Principaux renseignements
- Disney doit encore récupérer une part importante de l’investissement réalisé dans Disneyland Paris.
- Des erreurs opérationnelles initiales et des crises externes ont retardé la rentabilité du complexe pendant des décennies.
- Des changements stratégiques de propriété et une tarification dynamique ont finalement permis au résultat net d’atteindre un niveau record.
D’après une analyse de documents récents, Disney devrait encore récupérer 4,2 milliards de dollars (3,6 milliards d’euros) sur son investissement dans Disneyland Paris, après plus de 30 ans. C’est ce qu’écrit The Guardian.
Défis liés aux investissements initiaux
Les difficultés initiales du complexe tenaient à son échelle gigantesque et à un modèle de propriété complexe. Pour empêcher ses concurrents de s’implanter, Disney s’est assuré un vaste site de 5 510 acres.
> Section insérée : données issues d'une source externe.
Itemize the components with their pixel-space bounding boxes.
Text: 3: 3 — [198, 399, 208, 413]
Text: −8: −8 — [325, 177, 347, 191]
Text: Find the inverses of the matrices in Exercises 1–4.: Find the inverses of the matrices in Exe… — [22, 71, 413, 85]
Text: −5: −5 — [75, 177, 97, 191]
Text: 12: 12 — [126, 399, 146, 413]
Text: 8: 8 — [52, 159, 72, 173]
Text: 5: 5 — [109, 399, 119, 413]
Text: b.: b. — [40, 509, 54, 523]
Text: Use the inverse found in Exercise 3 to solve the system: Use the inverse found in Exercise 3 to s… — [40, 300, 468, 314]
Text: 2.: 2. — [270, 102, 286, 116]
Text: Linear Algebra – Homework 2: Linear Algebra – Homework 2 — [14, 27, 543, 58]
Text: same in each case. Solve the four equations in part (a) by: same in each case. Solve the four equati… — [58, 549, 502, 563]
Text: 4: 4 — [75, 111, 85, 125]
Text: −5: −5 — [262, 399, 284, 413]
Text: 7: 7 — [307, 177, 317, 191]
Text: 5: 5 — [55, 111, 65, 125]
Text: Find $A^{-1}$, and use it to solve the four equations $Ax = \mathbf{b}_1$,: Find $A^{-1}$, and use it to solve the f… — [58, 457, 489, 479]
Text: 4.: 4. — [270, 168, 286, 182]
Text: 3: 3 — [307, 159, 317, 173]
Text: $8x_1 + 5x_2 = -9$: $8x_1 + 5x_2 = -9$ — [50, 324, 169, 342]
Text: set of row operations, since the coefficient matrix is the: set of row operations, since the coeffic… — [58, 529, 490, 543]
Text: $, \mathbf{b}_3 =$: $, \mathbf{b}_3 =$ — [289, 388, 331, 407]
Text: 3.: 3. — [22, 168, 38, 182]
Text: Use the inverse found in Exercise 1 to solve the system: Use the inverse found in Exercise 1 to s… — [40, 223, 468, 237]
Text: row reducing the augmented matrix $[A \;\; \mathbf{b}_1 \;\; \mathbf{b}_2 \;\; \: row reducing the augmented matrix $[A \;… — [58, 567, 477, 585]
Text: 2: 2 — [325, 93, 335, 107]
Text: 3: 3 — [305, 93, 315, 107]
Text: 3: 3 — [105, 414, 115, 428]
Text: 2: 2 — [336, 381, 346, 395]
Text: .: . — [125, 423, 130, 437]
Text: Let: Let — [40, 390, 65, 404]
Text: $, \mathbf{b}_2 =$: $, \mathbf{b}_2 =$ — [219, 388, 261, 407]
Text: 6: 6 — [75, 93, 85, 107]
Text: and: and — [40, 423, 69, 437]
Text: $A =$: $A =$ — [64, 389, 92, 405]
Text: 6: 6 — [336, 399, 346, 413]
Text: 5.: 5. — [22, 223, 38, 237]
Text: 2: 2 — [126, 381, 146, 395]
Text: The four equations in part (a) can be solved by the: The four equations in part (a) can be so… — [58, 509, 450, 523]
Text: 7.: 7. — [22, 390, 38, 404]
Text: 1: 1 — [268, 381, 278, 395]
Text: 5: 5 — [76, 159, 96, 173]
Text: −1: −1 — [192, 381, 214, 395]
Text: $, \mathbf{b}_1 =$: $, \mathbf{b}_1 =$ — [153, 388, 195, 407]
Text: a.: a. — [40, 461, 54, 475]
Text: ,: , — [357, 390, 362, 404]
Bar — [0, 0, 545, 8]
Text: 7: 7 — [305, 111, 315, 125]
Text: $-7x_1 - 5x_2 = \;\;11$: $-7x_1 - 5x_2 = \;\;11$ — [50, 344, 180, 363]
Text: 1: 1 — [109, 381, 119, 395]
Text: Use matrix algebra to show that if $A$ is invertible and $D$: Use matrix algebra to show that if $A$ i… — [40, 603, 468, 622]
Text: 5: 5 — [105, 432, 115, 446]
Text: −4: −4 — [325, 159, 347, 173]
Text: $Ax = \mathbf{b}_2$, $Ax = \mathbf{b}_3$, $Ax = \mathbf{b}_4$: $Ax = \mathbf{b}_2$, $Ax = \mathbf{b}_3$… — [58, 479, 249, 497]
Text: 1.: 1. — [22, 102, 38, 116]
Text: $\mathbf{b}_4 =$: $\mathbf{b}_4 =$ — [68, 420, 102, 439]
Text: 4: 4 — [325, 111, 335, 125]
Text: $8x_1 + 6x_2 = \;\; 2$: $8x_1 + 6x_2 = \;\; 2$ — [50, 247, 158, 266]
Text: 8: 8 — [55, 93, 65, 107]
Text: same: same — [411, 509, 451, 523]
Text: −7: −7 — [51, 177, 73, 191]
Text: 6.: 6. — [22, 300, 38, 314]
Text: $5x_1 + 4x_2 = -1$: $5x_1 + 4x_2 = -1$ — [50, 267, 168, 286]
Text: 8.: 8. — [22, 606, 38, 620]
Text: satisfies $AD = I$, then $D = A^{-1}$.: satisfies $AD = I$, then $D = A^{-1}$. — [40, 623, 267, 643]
Cependant, le gouvernement français a exigé un partenariat public-privé, ce qui signifie que Disney ne détenait initialement qu’une participation de 49 pour cent dans Euro Disney Associés (EDA).
Plutôt que de financer le projet en interne comme elle l’avait fait aux États-Unis, la société s’est fortement appuyée sur des prêts bancaires pour couvrir près de 60 pour cent des coûts de construction, qui s’élevaient à 4,9 milliards de dollars (4,2 milliards d’euros).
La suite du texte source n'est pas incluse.